Sin embargo, tengo que destacar que en el trascurso del trabajo que se hace en terapia en los casos de niños con tristeza, podemos intercalar también sesiones a las que acuden solo los padres/madres, o solo el propio niño, o este con los hermanos, etc. Dependiendo de la evolución de la terapia o de quién está más dispuesto a colaborar, vemos a unos, a otros o a todos juntos, porque sabemos que a veces es sencillo provocar un cambio en una parte de la familia que, inmediatamente, va a repercutir en la otra.

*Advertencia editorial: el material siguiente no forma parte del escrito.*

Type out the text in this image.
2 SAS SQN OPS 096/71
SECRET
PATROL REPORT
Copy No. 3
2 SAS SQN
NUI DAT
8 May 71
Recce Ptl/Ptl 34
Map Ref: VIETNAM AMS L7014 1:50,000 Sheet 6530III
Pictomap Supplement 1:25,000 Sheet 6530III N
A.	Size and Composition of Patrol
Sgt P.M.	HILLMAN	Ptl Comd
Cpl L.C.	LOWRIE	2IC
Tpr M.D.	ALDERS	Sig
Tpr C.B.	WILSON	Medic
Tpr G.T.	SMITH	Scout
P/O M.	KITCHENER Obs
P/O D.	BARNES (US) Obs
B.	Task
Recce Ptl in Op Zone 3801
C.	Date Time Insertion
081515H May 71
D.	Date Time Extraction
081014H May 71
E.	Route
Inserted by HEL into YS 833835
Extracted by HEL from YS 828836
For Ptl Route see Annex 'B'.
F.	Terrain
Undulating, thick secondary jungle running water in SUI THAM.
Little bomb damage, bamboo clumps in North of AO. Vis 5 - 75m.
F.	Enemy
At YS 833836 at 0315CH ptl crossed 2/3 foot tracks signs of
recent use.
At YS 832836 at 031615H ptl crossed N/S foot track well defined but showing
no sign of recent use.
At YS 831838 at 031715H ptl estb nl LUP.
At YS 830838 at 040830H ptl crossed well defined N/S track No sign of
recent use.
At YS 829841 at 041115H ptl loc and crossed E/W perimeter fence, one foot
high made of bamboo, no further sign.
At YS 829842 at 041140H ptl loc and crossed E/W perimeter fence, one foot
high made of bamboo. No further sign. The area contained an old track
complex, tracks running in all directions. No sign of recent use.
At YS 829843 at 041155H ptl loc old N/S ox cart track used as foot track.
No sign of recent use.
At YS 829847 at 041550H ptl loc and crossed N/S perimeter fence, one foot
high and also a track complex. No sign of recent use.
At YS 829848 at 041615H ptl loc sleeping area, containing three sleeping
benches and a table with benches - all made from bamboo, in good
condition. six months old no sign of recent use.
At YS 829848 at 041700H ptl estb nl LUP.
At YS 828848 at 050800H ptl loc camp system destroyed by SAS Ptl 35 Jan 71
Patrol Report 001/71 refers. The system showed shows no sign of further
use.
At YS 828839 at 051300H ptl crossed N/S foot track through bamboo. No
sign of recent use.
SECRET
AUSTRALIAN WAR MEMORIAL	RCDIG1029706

Por supuesto cuando se trata de un niño que tiene mucha relación con otras figuras de apego, también contamos con ellas. Aquí nos alejamos de la idea tradicional de hacer terapia, en la que el “paciente identificado” (niño deprimido) tiene que ser el que esté solo en terapia durante todo el tratamiento.

También es interesante contactar con otros “agentes” que tienen relación con los pequeños, porque muchas veces estos niños han reflejado por ejemplo, problemas escolares, o han sido alumnos desmotivados o tachados de conflictivos, o descritos muchos de ellos con “jerga” psiquiátrica que ha condicionado su evolución generando expectativas negativas y condicionando lo que sé de él/ella. Como profesionales, también debemos intervenir para que estos agentes implicados puedan percibir y reaccionar ante estos niños desde otra perspectiva más flexible que les permita pensar en SOLUCIONES más que en el propio problema.

Se trata de hacer la vida lo más fácil posible y evitar al máximo el sufrimiento; porque son situaciones que pueden ser evitables si ponemos en marcha todos los mecanismos disponibles a nuestro alcance y les privamos de etiquetas que hacen perpetuar el problema durante parte o el resto de su vida.